J’en vois qui s’en prennent à bras raccourcis aux ministres et autres collaborateurs du président de la République comme responsables du retrait de l’organisation de la CAN 2019 au Cameroun par la CAF. « Le Cameroun sera prêt le jour dit. J’en prends l’engagement », avait déclaré Paul Biya devant ses hôtes en extase au palais de l’Unité à Yaoundé.

Comment peut-on prendre un tel engagement urbi et orbi et ne jamais se donner la peine ne serait-ce qu’une seule fois de visiter les chantiers pour s’assurer que les choses vont dans le sens souhaité ? Même pas une petite visite au stade d’Olembe à quelque pas du palais d’Etoudi. Stade du reste baptisé du nom de Paul Biya avant même d’être construit ! Qu’on ne me dise surtout pas que ce n’est pas le rôle du chef de l’État. D’autres le font et ça marche.

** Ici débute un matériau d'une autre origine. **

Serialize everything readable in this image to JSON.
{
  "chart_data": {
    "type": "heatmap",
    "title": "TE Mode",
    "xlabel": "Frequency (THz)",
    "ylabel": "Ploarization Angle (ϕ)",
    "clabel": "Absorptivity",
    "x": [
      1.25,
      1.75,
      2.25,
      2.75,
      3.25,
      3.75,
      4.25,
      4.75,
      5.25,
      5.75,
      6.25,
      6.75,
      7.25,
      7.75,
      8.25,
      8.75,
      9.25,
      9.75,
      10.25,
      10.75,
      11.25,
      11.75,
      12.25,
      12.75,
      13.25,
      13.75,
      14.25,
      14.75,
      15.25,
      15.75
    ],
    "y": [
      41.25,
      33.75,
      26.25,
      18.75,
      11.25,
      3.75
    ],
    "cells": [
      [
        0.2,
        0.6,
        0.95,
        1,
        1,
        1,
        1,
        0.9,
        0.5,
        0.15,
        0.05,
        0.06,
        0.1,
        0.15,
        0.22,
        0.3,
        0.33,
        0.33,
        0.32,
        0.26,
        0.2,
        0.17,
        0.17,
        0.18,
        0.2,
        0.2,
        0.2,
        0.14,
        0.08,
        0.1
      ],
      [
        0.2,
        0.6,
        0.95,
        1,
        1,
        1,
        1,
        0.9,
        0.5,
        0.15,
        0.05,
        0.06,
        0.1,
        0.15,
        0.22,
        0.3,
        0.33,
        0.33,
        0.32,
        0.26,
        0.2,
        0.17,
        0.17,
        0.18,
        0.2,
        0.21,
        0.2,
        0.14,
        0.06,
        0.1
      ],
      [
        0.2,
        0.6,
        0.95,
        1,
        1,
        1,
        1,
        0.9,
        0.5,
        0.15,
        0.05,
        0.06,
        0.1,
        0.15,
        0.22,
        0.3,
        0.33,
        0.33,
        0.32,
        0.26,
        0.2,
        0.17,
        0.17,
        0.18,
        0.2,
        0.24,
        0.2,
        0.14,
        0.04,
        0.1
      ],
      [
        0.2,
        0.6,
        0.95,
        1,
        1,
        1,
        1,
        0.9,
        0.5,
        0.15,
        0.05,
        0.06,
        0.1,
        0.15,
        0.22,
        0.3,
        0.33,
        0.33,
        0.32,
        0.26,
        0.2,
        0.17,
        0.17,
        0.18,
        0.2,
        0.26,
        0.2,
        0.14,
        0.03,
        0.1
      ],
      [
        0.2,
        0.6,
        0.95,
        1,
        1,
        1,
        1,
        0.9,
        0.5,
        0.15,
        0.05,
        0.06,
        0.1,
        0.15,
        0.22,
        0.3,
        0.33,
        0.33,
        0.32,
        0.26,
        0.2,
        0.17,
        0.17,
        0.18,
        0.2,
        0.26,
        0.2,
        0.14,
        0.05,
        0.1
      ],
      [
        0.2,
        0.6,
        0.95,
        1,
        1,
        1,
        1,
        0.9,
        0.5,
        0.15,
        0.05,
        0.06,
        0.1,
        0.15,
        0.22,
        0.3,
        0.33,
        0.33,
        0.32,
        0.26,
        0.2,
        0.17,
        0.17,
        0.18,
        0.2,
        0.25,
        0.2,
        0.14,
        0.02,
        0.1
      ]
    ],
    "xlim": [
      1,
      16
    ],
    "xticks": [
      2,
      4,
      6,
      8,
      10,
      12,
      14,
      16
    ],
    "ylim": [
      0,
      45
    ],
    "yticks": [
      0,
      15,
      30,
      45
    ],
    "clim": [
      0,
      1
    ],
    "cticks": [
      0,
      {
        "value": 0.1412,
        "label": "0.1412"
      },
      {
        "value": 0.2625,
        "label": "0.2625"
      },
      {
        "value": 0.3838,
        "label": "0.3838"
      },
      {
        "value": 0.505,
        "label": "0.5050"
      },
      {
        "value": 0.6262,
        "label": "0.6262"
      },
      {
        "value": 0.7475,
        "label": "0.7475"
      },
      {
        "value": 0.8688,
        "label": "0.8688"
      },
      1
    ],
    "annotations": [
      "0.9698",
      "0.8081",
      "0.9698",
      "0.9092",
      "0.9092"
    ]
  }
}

Paul Biya est coupable, comme pour d’autres choses, de s’être contenté des rapports, de n’avoir pas du haut de sa fonction donné un coup pied à la bureaucratie qui a freiné considérablement les travaux et surtout d’avoir fermé les yeux devant des gens qui avaient décidé de faire de cette CAN la plus grosse vache à lait de leur vie. Et ce ne sont pas les alertes qui ont manqué.

Vouloir, maintenant que l’échec est consommé et que le Cameroun est humilié, se défausser – comme toujours – sur les collaborateurs ou pointer une pseudo « mafia » qu’il y aurait à la CAF relève de la pure diversion. C’est même de l’irresponsabilité.

Les Camerounais n’ont pas élus des ministres mais bien un chef de l’État qui doit prendre ses responsabilités. Do your homework sir.

Et maintenant, quelles sont les conséquences du retrait de la CAN 2019 ?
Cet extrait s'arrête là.